In March, PepsiCo had vowed to suspend production and sales of its products in Russia after Moscow invaded Ukraine.
But the New York-headquartered company didn’t cease operations immediately. Products manufactured in Russian factories as recently as mid-August were still found on shelves in Russian stores, an investigation by Reuters revealed.
Now, six months later after that initial promise, PepsiCo seems to have finally made good. The multinational food, snack, and beverage corporation has stopped making concentrates for Pepsi, 7Up, Mirinda, and Mountain Dew in the country, Reuters reported today (Sept. 20).
Pepsi, which has been selling in Russia for more than 60 years, was among a handful of western products available in Russia prior to the collapse of the Soviet Union in 1991.
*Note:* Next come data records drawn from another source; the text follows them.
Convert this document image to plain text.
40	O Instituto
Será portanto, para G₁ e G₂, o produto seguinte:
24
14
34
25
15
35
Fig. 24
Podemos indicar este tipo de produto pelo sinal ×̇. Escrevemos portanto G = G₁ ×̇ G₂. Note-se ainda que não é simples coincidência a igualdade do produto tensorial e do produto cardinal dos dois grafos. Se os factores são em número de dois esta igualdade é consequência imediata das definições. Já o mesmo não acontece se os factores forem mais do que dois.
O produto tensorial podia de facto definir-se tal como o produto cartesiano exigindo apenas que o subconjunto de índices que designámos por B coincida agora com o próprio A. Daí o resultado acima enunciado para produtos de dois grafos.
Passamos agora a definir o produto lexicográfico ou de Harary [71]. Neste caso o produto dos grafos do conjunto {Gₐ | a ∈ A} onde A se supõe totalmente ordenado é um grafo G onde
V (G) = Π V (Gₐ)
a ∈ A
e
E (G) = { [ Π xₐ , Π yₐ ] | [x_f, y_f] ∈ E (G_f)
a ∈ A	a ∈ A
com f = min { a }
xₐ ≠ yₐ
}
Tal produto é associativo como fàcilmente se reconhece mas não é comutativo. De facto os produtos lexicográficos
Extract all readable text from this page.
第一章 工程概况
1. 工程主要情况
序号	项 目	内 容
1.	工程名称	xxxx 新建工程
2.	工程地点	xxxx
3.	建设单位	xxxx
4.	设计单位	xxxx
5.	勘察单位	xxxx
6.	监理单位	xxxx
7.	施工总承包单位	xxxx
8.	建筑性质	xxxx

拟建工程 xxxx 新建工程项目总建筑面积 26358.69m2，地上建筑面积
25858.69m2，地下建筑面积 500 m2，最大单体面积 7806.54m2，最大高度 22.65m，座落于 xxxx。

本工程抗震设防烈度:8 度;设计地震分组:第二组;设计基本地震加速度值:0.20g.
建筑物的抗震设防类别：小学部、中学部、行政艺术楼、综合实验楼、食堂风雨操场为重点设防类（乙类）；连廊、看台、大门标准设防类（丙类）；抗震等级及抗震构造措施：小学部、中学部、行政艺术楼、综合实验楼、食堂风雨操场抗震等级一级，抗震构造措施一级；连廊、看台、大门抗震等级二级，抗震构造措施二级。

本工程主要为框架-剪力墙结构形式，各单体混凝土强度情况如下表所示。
“Pepsi-Cola entered the market at the height of the Cold War and helped create common ground between the United States and the Soviet Union,” the company wrote in its March 8 announcement. Initially, Pepsi traded its soda concentrate for Stolichnaya vodka and warships. (The latter briefly made Pepsi the sixth largest military in the world, but it swiftly sold the 17 submarines, a cruiser, a frigate, and a destroyer to a Swedish company for scrap recycling.)
The year before the Russia-Ukraine war, Russia was the PepsiCo’s third-biggest market behind the US and Mexico.
On humanitarian grounds, Pepsi still continues to sell other essentials such as milk and dairy products, baby formula and baby food to Russian civilians as the war continues.
The Ukraine war, which broke out in February, kicked off an exodus of companies from Russia. Notably, the very day in March that Pepsi announced its decision, Coca-Cola $KO, McDonald’s, and Starbucks $SBUX proclaimed their departures as well.
In Russia’s $8.8 billion non-alcoholic beverages market, local brands are attempting to plug the gaps left behind by Pepsi and Coke.
Chernogolovka, a soft-drinks company named for a town outside Moscow, where it was founded in 1998, has more than doubled its presence in hotels, restaurants and cafes so far this year, and is now supplying Russian outlets of Burger King and KFC, it told Reuters in June.
Another domestic drinks manufacturer, Ochakovo, is drastically increasing its bottling capacity for its CoolCola, Fancy, and Street brands, to replace the quickly disappearing stocks of Coca Cola, Fanta, and Sprite respectively. Ochakovo aims to leap from making 50 million litres to 1.25 billion litres a year.